Using a Continental aircraft engine and parts from different gliders he assembled a wooden plane, which his daughter named the Kukulka, or Cuckoo, in their apartment in Leszno, about 200 miles west of Warsaw. This wasn’t a secret. It was the first self-constructed plane registered with Polish authorities.

On September 13, 1971, Pieniazek flew south in the middle of a storm across Hungary to what was then Yugoslavia. Even though it too was under communist rule, Marshall Tito had broken with Stalin and the Soviet Union in 1948, and since then the country had more or less gone its own non-aligned way.

Pieniazek’s supporters didn’t know for months whether he’d made it or not, and the country mourned what they assumed was the loss of their pilot hero.

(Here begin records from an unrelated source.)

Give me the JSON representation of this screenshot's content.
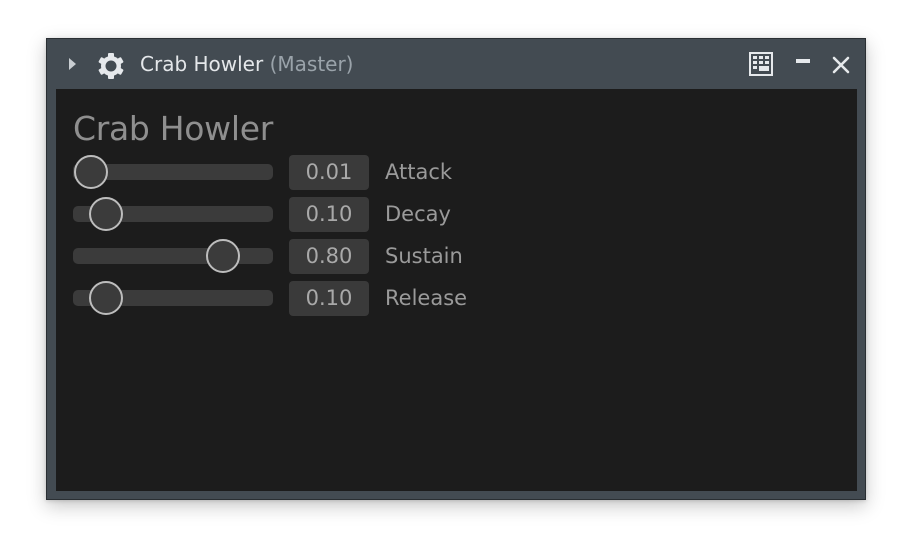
{
  "window": {
    "title": "Crab Howler",
    "subtitle": "(Master)",
    "icons": {
      "expand": "triangle-right-icon",
      "plugin": "gear-icon",
      "grid": "keypad-grid-icon",
      "minimize": "minimize-icon",
      "close": "close-icon"
    }
  },
  "panel": {
    "heading": "Crab Howler",
    "params": [
      {
        "label": "Attack",
        "value": "0.01",
        "fraction": 0.01
      },
      {
        "label": "Decay",
        "value": "0.10",
        "fraction": 0.1
      },
      {
        "label": "Sustain",
        "value": "0.80",
        "fraction": 0.8
      },
      {
        "label": "Release",
        "value": "0.10",
        "fraction": 0.1
      }
    ]
  },
  "colors": {
    "frame": "#434b52",
    "panel_bg": "#1c1c1c",
    "track": "#3b3b3b",
    "knob_border": "#bdbdbd",
    "text_dim": "#9a9a9a"
  }
}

In fact, by flying low under the radar and following railway lines — his main navigational tool was a road map — he had managed to land safely just inside the Yugoslav border in the town of Subotica (now in Serbia) after a four-hour flight.

Without a passport, he was immediately arrested and thrown in prison. The Yugoslavian authorities apparently never informed Poland that they’d taken their do-it-yourself airman prisoner.

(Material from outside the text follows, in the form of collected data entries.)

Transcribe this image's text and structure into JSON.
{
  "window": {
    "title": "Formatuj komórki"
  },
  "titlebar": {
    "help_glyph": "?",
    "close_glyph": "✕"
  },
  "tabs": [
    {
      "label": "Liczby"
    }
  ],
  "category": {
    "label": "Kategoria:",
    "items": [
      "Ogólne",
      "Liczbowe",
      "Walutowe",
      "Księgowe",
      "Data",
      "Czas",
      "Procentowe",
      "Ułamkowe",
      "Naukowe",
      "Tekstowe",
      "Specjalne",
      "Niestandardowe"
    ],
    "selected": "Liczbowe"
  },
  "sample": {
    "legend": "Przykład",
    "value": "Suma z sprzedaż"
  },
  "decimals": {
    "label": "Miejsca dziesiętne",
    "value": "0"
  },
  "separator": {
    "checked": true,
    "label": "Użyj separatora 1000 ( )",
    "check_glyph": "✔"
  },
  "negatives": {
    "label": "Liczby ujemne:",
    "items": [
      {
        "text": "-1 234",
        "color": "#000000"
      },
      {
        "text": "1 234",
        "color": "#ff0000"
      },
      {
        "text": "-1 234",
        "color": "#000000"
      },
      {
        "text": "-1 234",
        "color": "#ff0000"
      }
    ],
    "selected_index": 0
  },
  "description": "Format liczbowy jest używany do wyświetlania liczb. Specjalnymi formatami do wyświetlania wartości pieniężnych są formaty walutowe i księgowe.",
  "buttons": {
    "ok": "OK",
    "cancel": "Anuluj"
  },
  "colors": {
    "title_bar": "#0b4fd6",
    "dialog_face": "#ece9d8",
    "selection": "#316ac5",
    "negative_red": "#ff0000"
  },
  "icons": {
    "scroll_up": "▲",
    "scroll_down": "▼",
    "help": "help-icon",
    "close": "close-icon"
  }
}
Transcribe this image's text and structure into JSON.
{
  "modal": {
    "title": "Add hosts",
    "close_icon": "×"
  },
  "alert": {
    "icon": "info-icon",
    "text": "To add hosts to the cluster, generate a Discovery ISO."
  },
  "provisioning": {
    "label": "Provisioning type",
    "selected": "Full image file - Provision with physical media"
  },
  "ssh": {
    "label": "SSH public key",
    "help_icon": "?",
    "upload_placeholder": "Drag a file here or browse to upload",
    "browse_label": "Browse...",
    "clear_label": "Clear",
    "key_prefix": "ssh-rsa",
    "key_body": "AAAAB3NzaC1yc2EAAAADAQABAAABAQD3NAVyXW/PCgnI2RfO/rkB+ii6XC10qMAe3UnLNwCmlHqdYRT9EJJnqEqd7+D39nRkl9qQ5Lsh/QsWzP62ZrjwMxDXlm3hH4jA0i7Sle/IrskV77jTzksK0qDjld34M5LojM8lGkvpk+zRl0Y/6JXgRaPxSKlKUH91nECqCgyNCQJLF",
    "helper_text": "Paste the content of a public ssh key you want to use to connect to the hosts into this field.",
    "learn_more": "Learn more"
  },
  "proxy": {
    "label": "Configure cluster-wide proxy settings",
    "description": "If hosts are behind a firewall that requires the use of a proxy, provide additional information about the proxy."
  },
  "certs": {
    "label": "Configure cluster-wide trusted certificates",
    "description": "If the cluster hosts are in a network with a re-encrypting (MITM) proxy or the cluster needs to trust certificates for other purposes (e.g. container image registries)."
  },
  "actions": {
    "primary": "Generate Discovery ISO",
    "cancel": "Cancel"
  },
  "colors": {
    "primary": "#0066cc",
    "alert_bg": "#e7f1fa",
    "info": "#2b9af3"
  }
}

Seven months went by. Then, one day, the warden simply told Pieniazek to leave (Yugoslav officials held onto the Cuckoo). The airman was taken to the Austrian border, where he managed to successfully apply for asylum in Sweden, leveraging the contacts he’d made there doing air shows a decade earlier.

Once in Sweden, Pieniazek spent two years arranging for his family to join him. As a precautionary measure, two years before escaping, he’d divorced his wife out of fear for her safety, and that meant she was free to enter a sham marriage with a Swede and emigrate with their daughter to join Pieniazek.

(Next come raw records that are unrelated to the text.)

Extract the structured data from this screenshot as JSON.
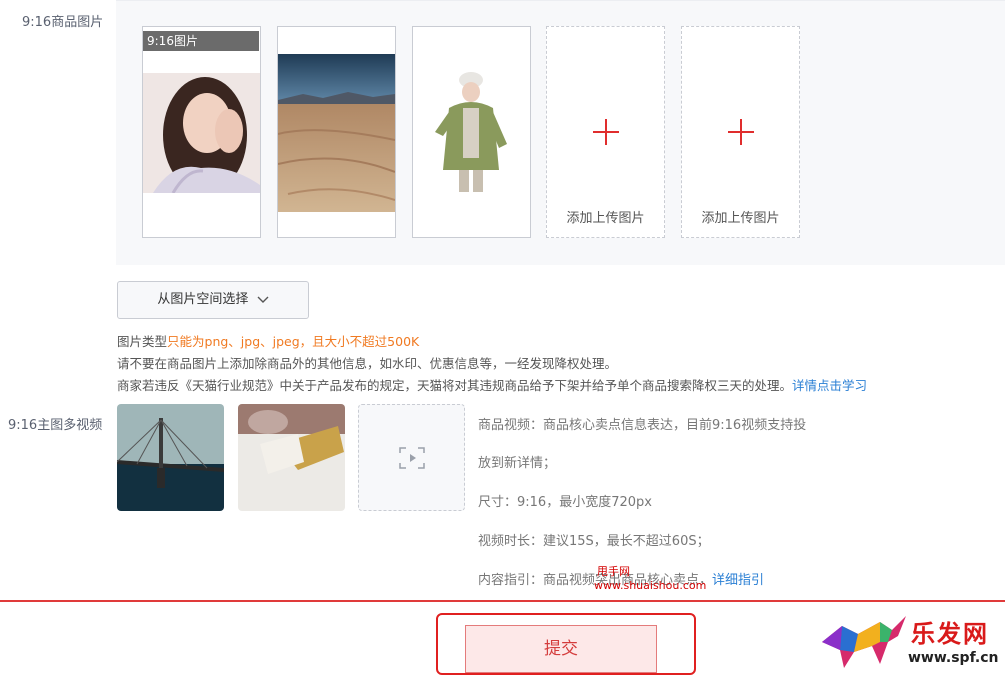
{
  "image_section": {
    "label": "9:16商品图片",
    "first_tag": "9:16图片",
    "add_label": "添加上传图片"
  },
  "select_button": {
    "label": "从图片空间选择"
  },
  "notes": {
    "line1_prefix": "图片类型",
    "line1_warn": "只能为png、jpg、jpeg，且大小不超过500K",
    "line2": "请不要在商品图片上添加除商品外的其他信息，如水印、优惠信息等，一经发现降权处理。",
    "line3": "商家若违反《天猫行业规范》中关于产品发布的规定，天猫将对其违规商品给予下架并给予单个商品搜索降权三天的处理。",
    "line3_link": "详情点击学习"
  },
  "video_section": {
    "label": "9:16主图多视频",
    "info1": "商品视频：商品核心卖点信息表达，目前9:16视频支持投",
    "info2": "放到新详情；",
    "info3": "尺寸：9:16，最小宽度720px",
    "info4": "视频时长：建议15S，最长不超过60S；",
    "info5": "内容指引：商品视频突出商品核心卖点，",
    "info5_link": "详细指引"
  },
  "submit": {
    "label": "提交"
  },
  "watermark": {
    "site": "甩手网",
    "url": "www.shuaishou.com",
    "logo_text": "乐发网",
    "logo_url": "www.spf.cn"
  },
  "colors": {
    "accent_red": "#e02d2d",
    "link_blue": "#2a7fd4",
    "warn_orange": "#f07a22"
  }
}
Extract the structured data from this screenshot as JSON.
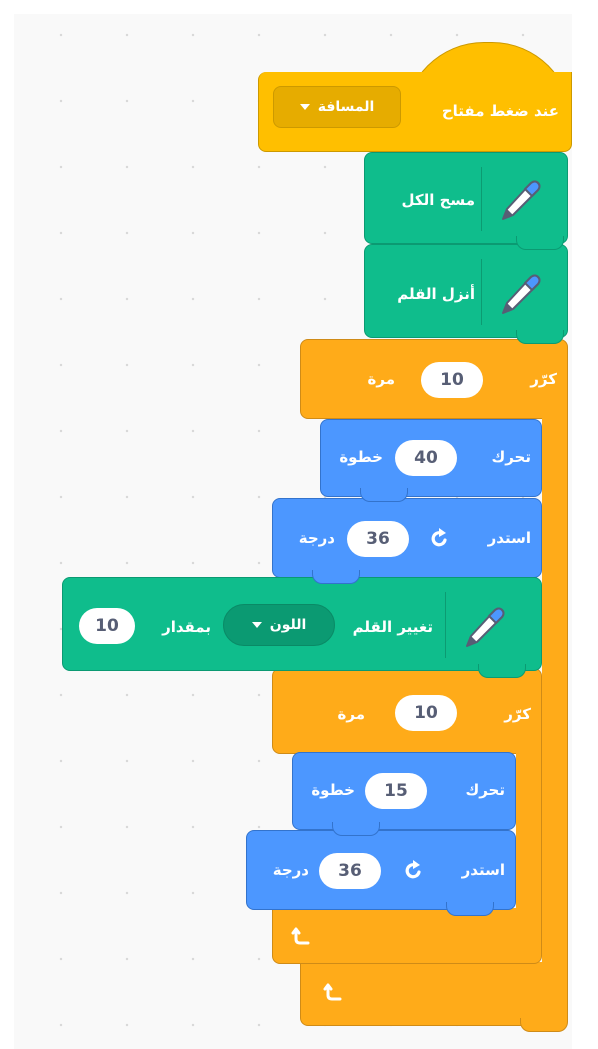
{
  "hat": {
    "label": "عند ضغط مفتاح",
    "key_value": "المسافة"
  },
  "pen_clear": {
    "label": "مسح الكل"
  },
  "pen_down": {
    "label": "أنزل القلم"
  },
  "repeat1": {
    "label": "كرّر",
    "count": "10",
    "suffix": "مرة"
  },
  "move1": {
    "label": "تحرك",
    "steps": "40",
    "suffix": "خطوة"
  },
  "turn1": {
    "label": "استدر",
    "degrees": "36",
    "suffix": "درجة"
  },
  "pen_change": {
    "label": "تغيير القلم",
    "param": "اللون",
    "by": "بمقدار",
    "amount": "10"
  },
  "repeat2": {
    "label": "كرّر",
    "count": "10",
    "suffix": "مرة"
  },
  "move2": {
    "label": "تحرك",
    "steps": "15",
    "suffix": "خطوة"
  },
  "turn2": {
    "label": "استدر",
    "degrees": "36",
    "suffix": "درجة"
  },
  "colors": {
    "events": "#ffbf00",
    "pen": "#0fbd8c",
    "control": "#ffab19",
    "motion": "#4c97ff",
    "input_text": "#575e75"
  },
  "icons": {
    "pen": "pen-icon",
    "turn": "rotate-right-icon",
    "loop_end": "loop-arrow-icon",
    "dropdown": "caret-down-icon"
  }
}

Pieniazek became a political refugee in Sweden, but after some time he was able to retrieve Kukulka. Pieniazek drove to Yugoslavia, paid for two years of hangar storage fees and towed the Cuckoo back to Sweden behind their Volkswagen Beetle with the plane’s wings tied on top. The plane sat at the airport for 17 years before restoration and registration had her back in flight condition.

After the end of communist rule in Poland, in 1989, Pieniazek returned home to Leszno in Poland, where he founded the Experimental Aviation Association and continued to build planes, barely remembered for his place in Polish history, until his exploits were featured in a 1998 Polish documentary. Then, in 2005, he was the subject of an episode in a national TV series titled Great Escapes. That same year the Cuckoo took up residence at the Krakow’s Museum of Aviation, where it is still displayed.

Piel

Piel Aviation Sa
Avions Claude Piel

Claude Piel produced a series of light aircraft from the early 1950s, most famous of which was the Emeraude two-seater with, in its original CP.30 form, a 65 hp Continental engine. Hundreds of Emeraudes of varying types were built under license by companies in a number of countries. This company (instead of original Piel Aviation SA) continues to market Piel aircraft in plans form, including single-seat CP.80 Zef racing monoplane, CP.90 Pinocchio single-seat monoplane (single-seat variant of Emeraude), CP.328 Super Emeraude (also has been commercially built), CP.402 Donald single-seat high-wing cabin monoplane (first flown 1953), CP.605 Diamant three/four-seat cabin monoplane (first flown 1964 in CP.604 prototype form) and is certificated for commercial production, CP.751 Beryl tandem two-seat monoplane, and CP.1320 Saphir three-seat monoplane.
An aeronautical engineer, he designed a complete family of aircraft. Claude Piel died in August 1982.

1983: Madame Vetive Piel, 104 cote de Beulle, chemin des Alouettes, 78580 Maule, France.